Write or paste the text you want Dia 1.6B TTS to convert. Use simple tags like [S1]
and [S2]
before sentences to assign different speaker voices. You can also include non-verbal cues like (laughs)
or (coughs)
for extra realism.
To clone a specific voice or guide the emotional tone with Dia 1.6B TTS, upload a short audio sample (5-15 seconds) and prepend its exact transcript (with speaker tags) to your main script in the input.
Run the Dia 1.6B TTS model (either locally via the app or using the online demo). The model processes the entire script in one pass, generating a seamless dialogue.
Playback the generated audio directly from Dia 1.6B TTS. The output captures natural intonation, rhythm, and even the non-verbal cues, creating an ultra-realistic listening experience. Download the audio file for your projects.
### Windows Installation
1. Clone the repository
git clone https://github.com/nari-labs/dia.git
cd dia
2. Create a Python virtual environment (Python 3.10 recommended)
python -m venv venv
venv\Scripts\activate.bat
3. Install dependencies
python -m pip install --upgrade pip
pip install torch torchvision torchaudio --index-url https://download.pytorch.org/whl/cu121
pip install -r requirements.txt
4. Download model weights
# These will download automatically or can be manually downloaded from Hugging Face
5. Launch the application
python app.py
### Linux / macOS Installation
# Steps are generally identical for Linux and macOS.

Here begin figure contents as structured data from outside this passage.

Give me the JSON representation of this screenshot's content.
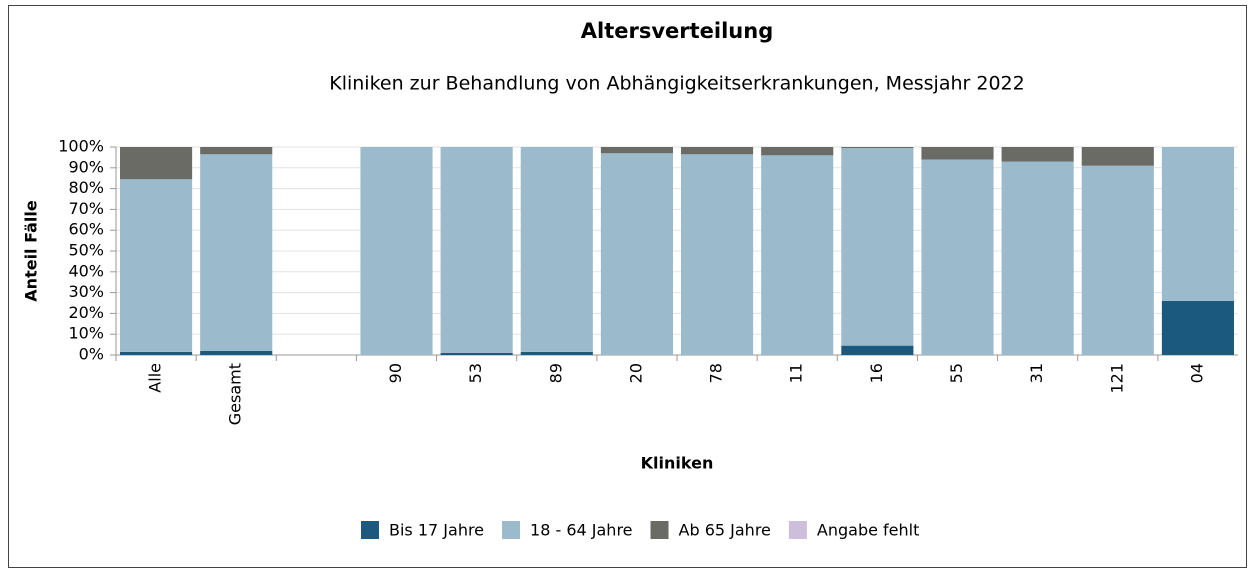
{
  "chart_data": {
    "type": "stacked_bar",
    "title": "Altersverteilung",
    "subtitle": "Kliniken zur Behandlung von Abhängigkeitserkrankungen, Messjahr 2022",
    "x_label": "Kliniken",
    "y_label": "Anteil Fälle",
    "categories": [
      "Alle",
      "Gesamt",
      null,
      "90",
      "53",
      "89",
      "20",
      "78",
      "11",
      "16",
      "55",
      "31",
      "121",
      "04"
    ],
    "series": [
      {
        "name": "Bis 17 Jahre",
        "color": "#1b5a7e",
        "values": [
          1.5,
          2,
          null,
          0,
          1,
          1.5,
          0,
          0,
          0,
          4.5,
          0,
          0,
          0,
          26
        ]
      },
      {
        "name": "18 - 64 Jahre",
        "color": "#9bbacb",
        "values": [
          83,
          94.5,
          null,
          100,
          99,
          98.5,
          97,
          96.5,
          96,
          95,
          94,
          93,
          91,
          74
        ]
      },
      {
        "name": "Ab 65 Jahre",
        "color": "#6b6b66",
        "values": [
          15.5,
          3.5,
          null,
          0,
          0,
          0,
          3,
          3.5,
          4,
          0.5,
          6,
          7,
          9,
          0
        ]
      },
      {
        "name": "Angabe fehlt",
        "color": "#cdbfdc",
        "values": [
          0,
          0,
          null,
          0,
          0,
          0,
          0,
          0,
          0,
          0,
          0,
          0,
          0,
          0
        ]
      }
    ],
    "ylim": [
      0,
      100
    ],
    "yticks": [
      {
        "value": 0,
        "label": "0%"
      },
      {
        "value": 10,
        "label": "10%"
      },
      {
        "value": 20,
        "label": "20%"
      },
      {
        "value": 30,
        "label": "30%"
      },
      {
        "value": 40,
        "label": "40%"
      },
      {
        "value": 50,
        "label": "50%"
      },
      {
        "value": 60,
        "label": "60%"
      },
      {
        "value": 70,
        "label": "70%"
      },
      {
        "value": 80,
        "label": "80%"
      },
      {
        "value": 90,
        "label": "90%"
      },
      {
        "value": 100,
        "label": "100%"
      }
    ],
    "grid": true,
    "legend": "bottom"
  }
}
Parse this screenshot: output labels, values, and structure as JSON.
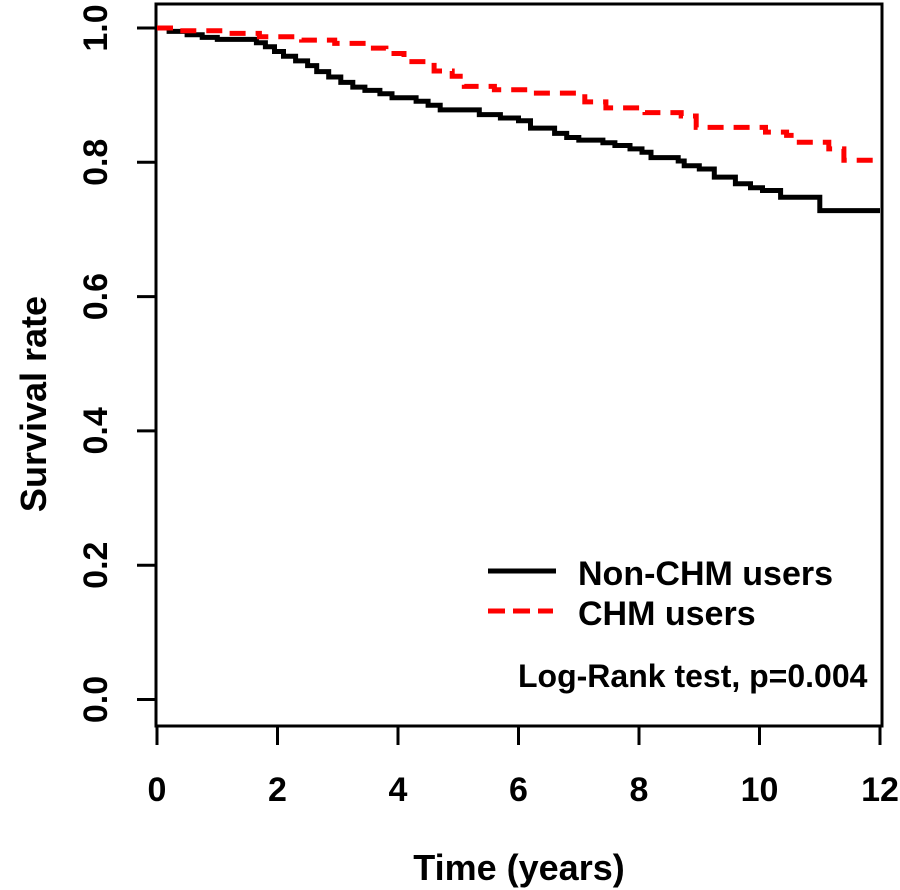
{
  "chart_data": {
    "type": "line",
    "variant": "kaplan_meier_step",
    "title": "",
    "xlabel": "Time (years)",
    "ylabel": "Survival rate",
    "xlim": [
      0,
      12
    ],
    "ylim": [
      0.0,
      1.0
    ],
    "x_ticks": [
      0,
      2,
      4,
      6,
      8,
      10,
      12
    ],
    "y_ticks": [
      0.0,
      0.2,
      0.4,
      0.6,
      0.8,
      1.0
    ],
    "y_tick_labels": [
      "0.0",
      "0.2",
      "0.4",
      "0.6",
      "0.8",
      "1.0"
    ],
    "grid": false,
    "legend_position": "inside-bottom-right",
    "annotation": "Log-Rank test, p=0.004",
    "series": [
      {
        "name": "Non-CHM users",
        "color": "#000000",
        "style": "solid",
        "end_time": 12,
        "steps": [
          [
            0,
            1.0
          ],
          [
            0.2,
            0.995
          ],
          [
            0.5,
            0.99
          ],
          [
            0.75,
            0.986
          ],
          [
            1.0,
            0.983
          ],
          [
            1.65,
            0.978
          ],
          [
            1.8,
            0.972
          ],
          [
            1.95,
            0.965
          ],
          [
            2.1,
            0.958
          ],
          [
            2.3,
            0.951
          ],
          [
            2.5,
            0.944
          ],
          [
            2.65,
            0.935
          ],
          [
            2.85,
            0.927
          ],
          [
            3.05,
            0.919
          ],
          [
            3.25,
            0.912
          ],
          [
            3.45,
            0.907
          ],
          [
            3.7,
            0.902
          ],
          [
            3.9,
            0.896
          ],
          [
            4.3,
            0.891
          ],
          [
            4.5,
            0.885
          ],
          [
            4.7,
            0.878
          ],
          [
            5.35,
            0.871
          ],
          [
            5.7,
            0.866
          ],
          [
            6.0,
            0.862
          ],
          [
            6.2,
            0.851
          ],
          [
            6.6,
            0.843
          ],
          [
            6.8,
            0.837
          ],
          [
            7.0,
            0.833
          ],
          [
            7.4,
            0.829
          ],
          [
            7.6,
            0.825
          ],
          [
            7.85,
            0.82
          ],
          [
            8.05,
            0.815
          ],
          [
            8.2,
            0.807
          ],
          [
            8.65,
            0.802
          ],
          [
            8.75,
            0.795
          ],
          [
            9.0,
            0.79
          ],
          [
            9.25,
            0.778
          ],
          [
            9.6,
            0.768
          ],
          [
            9.85,
            0.762
          ],
          [
            10.05,
            0.758
          ],
          [
            10.35,
            0.748
          ],
          [
            11.0,
            0.728
          ]
        ]
      },
      {
        "name": "CHM users",
        "color": "#fe0000",
        "style": "dashed",
        "end_time": 12,
        "steps": [
          [
            0,
            1.0
          ],
          [
            0.3,
            0.996
          ],
          [
            1.2,
            0.992
          ],
          [
            1.7,
            0.987
          ],
          [
            2.4,
            0.982
          ],
          [
            2.95,
            0.977
          ],
          [
            3.5,
            0.97
          ],
          [
            3.8,
            0.962
          ],
          [
            4.1,
            0.95
          ],
          [
            4.6,
            0.936
          ],
          [
            4.9,
            0.928
          ],
          [
            5.1,
            0.913
          ],
          [
            5.6,
            0.908
          ],
          [
            6.2,
            0.903
          ],
          [
            7.1,
            0.89
          ],
          [
            7.45,
            0.881
          ],
          [
            8.1,
            0.874
          ],
          [
            8.7,
            0.869
          ],
          [
            8.95,
            0.852
          ],
          [
            10.1,
            0.845
          ],
          [
            10.45,
            0.84
          ],
          [
            10.6,
            0.83
          ],
          [
            11.15,
            0.82
          ],
          [
            11.4,
            0.803
          ]
        ]
      }
    ]
  },
  "colors": {
    "background": "#ffffff",
    "axis": "#000000",
    "non_chm_curve": "#000000",
    "chm_curve": "#fe0000"
  }
}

# Ensure prerequisites are met: Python 3.8+, Git, CUDA-enabled GPU (for GPU usage).
# 1. Clone the repository
git clone https://github.com/nari-labs/dia.git
cd dia
# --- Option A (Recommended): Using uv ---
# uv handles virtual environments and dependencies automatically.
# Install uv if you haven't already: pip install uv
uv run app.py
# --- Option B (Manual): Using venv + pip ---
# If you prefer manual setup:
# 2. Create and activate a virtual environment (Python 3.10 recommended)
python -m venv .venv
source .venv/bin/activate
# 3. Install Dependencies
# (Ensure your virtual environment is active)
# Update pip
python -m pip install --upgrade pip
# Install PyTorch matching your CUDA version (Check https://pytorch.org/)
# Example for CUDA 12.1:
# pip install torch torchvision torchaudio --index-url https://download.pytorch.org/whl/cu121
# Example for CPU only (will be slow):
# pip install torch torchvision torchaudio
# Install other requirements (check pyproject.toml for exact list)
pip install -r requirements.txt
# 4. Launch the application
# (Ensure you are in the 'dia' directory and your environment is active)
python app.py
# --- Access the Interface ---
# Open your browser and navigate to: http://127.0.0.1:7860
# (Check terminal output for the exact URL)
### Using the Dia 1.6B TTS Online Demo
You can try Dia 1.6B TTS directly on Hugging Face Spaces:
https://huggingface.co/spaces/nari-labs/Dia-1.6B
1. Visit the page
2. Enter your text (with [S1], [S2], etc. tags to specify speakers)
3. Optionally upload an audio prompt
4. Click the generate button
5. Listen to and download the output audio
Dia 1.6B TTS is a state-of-the-art text-to-speech model with 1.6B parameters that generates human-like voices with natural intonation, rhythm, and emotion. On enterprise-grade GPUs, Dia 1.6B TTS can generate audio in real-time, with an A4000 GPU producing approximately 40 tokens/second (with 86 tokens equaling 1 second of audio).
The full version requires approximately 10GB of VRAM to run. A quantized version of Dia 1.6B TTS is planned for future updates to improve accessibility on lower-end hardware.